As the New Jersey Devils and the Colorado Avalanche face off for the National Hockey League
championship, the Linux Tuxes have beaten the Windows NT Paper Clips at NHL.com.

The NHL’s official Web site recently
switched its foundation from NT to Linux, NHL partner IBM announced today.

No one from NHL.com was available for comment, but a press release from IBM says site administrators
switched to Linux to improve performance at the high-traffic, media-rich site. NHL.com is averaging about 1.5 million
page views a day during the ongoing Stanley Cup finals, and the site’s broadband section,
featuring videos of game highlights and player histories, is popular with fans.

The press release quoted Peter DelGiacco, vice president of information technology at the NHL, as saying:
“We wanted to be sure our Web site met the needs of our fans,
particularly during high volume periods such as the Stanley Cup. Adding Linux to our
site architecture has dramatically improved our manageability and
reliability. We can now more easily evolve the site as NHL.com continues to grow in popularity.”

Jeff Jones, senior program manager for IBM data management solutions, says NHL.com’s decision to switch
to Linux was prompted by a
long-standing e-commerce relationship
between IBM and the NHL.
The site now runs Red Hat Linux version 7.0 on its existing IBM database servers running AIX.
NHL.com’s systems will include a Linux-cluster consisting of five IBM Intel-based servers
functioning as the Web server. Two IBM Intel-based servers will power
the site’s search engine and chat functions, with two IBM Unix servers running the
back-end database operation using IBM DB2 software.

Jones, whose department’s DB2 product runs on both Linux and Windows, hesitated to compare
the two, but noted the recent
DB2/Linux database benchmark victory
over SQL Server 2000 on Windows 2000.

According to IBM, NHL.com site managers weren’t happy with the reliability, scalability and broadband
capability of their site under NT, so they completed an exhaustive site review, leading to the switch to Linux
and a change of Internet service providers.
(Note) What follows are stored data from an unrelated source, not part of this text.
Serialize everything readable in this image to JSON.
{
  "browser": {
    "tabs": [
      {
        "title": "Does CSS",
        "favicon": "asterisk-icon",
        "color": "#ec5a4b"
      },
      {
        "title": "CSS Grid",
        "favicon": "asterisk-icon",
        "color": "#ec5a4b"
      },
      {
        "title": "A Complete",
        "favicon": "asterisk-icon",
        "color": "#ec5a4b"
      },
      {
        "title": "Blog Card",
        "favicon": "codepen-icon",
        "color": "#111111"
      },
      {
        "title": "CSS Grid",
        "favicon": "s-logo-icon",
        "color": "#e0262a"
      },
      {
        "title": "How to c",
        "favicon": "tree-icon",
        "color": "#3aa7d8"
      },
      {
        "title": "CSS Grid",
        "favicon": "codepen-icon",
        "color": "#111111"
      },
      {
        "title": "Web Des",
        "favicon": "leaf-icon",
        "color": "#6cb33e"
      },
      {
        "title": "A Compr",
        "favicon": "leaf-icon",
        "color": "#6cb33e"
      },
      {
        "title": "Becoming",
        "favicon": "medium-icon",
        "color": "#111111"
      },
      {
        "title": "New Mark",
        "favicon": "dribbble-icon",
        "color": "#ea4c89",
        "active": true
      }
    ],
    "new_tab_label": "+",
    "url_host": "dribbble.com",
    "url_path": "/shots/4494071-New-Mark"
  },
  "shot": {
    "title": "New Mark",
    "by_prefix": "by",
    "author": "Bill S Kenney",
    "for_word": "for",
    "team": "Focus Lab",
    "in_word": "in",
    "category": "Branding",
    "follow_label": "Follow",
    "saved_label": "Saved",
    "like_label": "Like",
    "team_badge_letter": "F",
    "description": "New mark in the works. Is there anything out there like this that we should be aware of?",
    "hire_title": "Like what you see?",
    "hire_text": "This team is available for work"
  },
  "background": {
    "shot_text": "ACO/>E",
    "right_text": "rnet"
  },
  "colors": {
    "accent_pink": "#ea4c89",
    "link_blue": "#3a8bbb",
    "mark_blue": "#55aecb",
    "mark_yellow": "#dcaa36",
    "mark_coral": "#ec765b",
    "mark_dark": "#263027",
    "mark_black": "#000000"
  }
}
“What this represents for Linux is another very visible customer who’s betting its day-to-day online Web
business on Linux,” Jones says. “The message here is that Linux is being trusted by more and more
commercial customers as something that can really scale and they can bet their businesses on. This is proving
that Linux is more than just a hacker’s system or something limited to the markets of academia and ISPs.”